If the code snippet is long and you want to limit the height of the snippet and force vertical scroll bars, use the following <pre> tag instead. The linenums in the class of the <pre> tag gives line numbers.

<pre class="prettyprint linenums" style="height: 20em; overflow-wrap: normal; overflow-x: auto; overflow: scroll;">
...source code here...
</pre>

With this, you'll get a snippet like the one below.

#include <stdio.h>

int factorial(int n); // forward declaration

int main() 
{
    int i;
    for(i = 0; i < 5; i++)
    {
        printf("factorial(%d) = %d\n", i, factorial(i));
    }
    return 0;
}

int factorial(int n)
{
    if(n <= 0)
    {
        return 1; // factorial(0) == 1
    }
    else
    {
        return n * factorial(n-1);
    }
}

The Prettify README is decent reference if you want to try something different.

While Prettify looks decent, Github Pages with a static site generator tool such as Jekyll has a couple of advantages over Blogger:

- Revision history with git
- More control. Unlikely though it is for Blogger to close shop, if you're using a static site generator, it'll be easier to switch the hosting provider should your current provider go out of business.
- Markdown is really nice and it's possible to edit Markdown in vim rather than in a rich text editor.
- Easy to use the same infrastructure to generate non-blog parts of the website such as a personal home page and pages for projects.

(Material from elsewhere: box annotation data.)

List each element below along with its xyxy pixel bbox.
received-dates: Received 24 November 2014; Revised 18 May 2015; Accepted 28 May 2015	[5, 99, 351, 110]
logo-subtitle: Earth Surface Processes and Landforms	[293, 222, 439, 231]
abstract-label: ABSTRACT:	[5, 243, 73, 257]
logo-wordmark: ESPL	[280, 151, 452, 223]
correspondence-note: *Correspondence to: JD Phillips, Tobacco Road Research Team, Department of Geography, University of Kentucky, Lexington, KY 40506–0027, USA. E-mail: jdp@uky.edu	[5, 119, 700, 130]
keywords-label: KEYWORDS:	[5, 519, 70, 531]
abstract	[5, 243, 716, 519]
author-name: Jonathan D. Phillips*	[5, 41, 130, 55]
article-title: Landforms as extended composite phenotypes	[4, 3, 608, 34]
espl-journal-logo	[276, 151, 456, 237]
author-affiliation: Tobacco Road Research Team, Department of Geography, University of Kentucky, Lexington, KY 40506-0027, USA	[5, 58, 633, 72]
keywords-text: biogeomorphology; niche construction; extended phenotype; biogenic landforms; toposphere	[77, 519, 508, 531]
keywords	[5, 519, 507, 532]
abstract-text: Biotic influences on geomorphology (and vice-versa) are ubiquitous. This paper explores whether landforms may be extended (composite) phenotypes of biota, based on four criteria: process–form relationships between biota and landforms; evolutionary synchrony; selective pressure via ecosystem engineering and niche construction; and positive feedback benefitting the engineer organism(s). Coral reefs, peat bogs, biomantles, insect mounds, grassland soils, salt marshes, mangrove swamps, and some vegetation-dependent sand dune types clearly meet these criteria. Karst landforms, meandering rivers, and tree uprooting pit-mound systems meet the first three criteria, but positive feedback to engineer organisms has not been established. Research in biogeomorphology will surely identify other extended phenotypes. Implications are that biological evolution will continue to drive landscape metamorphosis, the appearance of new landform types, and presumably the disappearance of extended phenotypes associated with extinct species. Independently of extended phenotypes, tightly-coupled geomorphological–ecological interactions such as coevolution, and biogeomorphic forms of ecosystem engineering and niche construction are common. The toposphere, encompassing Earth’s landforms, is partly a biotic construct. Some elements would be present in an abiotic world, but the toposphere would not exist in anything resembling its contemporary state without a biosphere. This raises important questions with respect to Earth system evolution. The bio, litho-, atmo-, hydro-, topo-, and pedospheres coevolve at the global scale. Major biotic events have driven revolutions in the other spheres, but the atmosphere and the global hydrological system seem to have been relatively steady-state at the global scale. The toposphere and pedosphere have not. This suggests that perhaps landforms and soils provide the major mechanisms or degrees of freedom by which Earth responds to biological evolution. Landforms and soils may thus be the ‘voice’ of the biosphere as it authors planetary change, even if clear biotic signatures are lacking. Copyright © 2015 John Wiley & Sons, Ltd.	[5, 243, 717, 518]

Maybe I should give Jekyll + Github Pages a try . . .

PS

I think I've found a better solution. The following online tools take code segments and throw out syntax highlighted HTML that can be copy-pasted into the blog post.

http://hilite.me/
http://pygments.org/
http://tohtml.com/

It's better than having a load-time dependency on google-code-prettify. But, it would be even better if the syntax highlighting was done entirely in javascript. Not like the method described in this post, rather through a static page that has javascript do syntax highlighting on the client side rather than on the server side. Yes, I'm rather paranoid about online services dying out.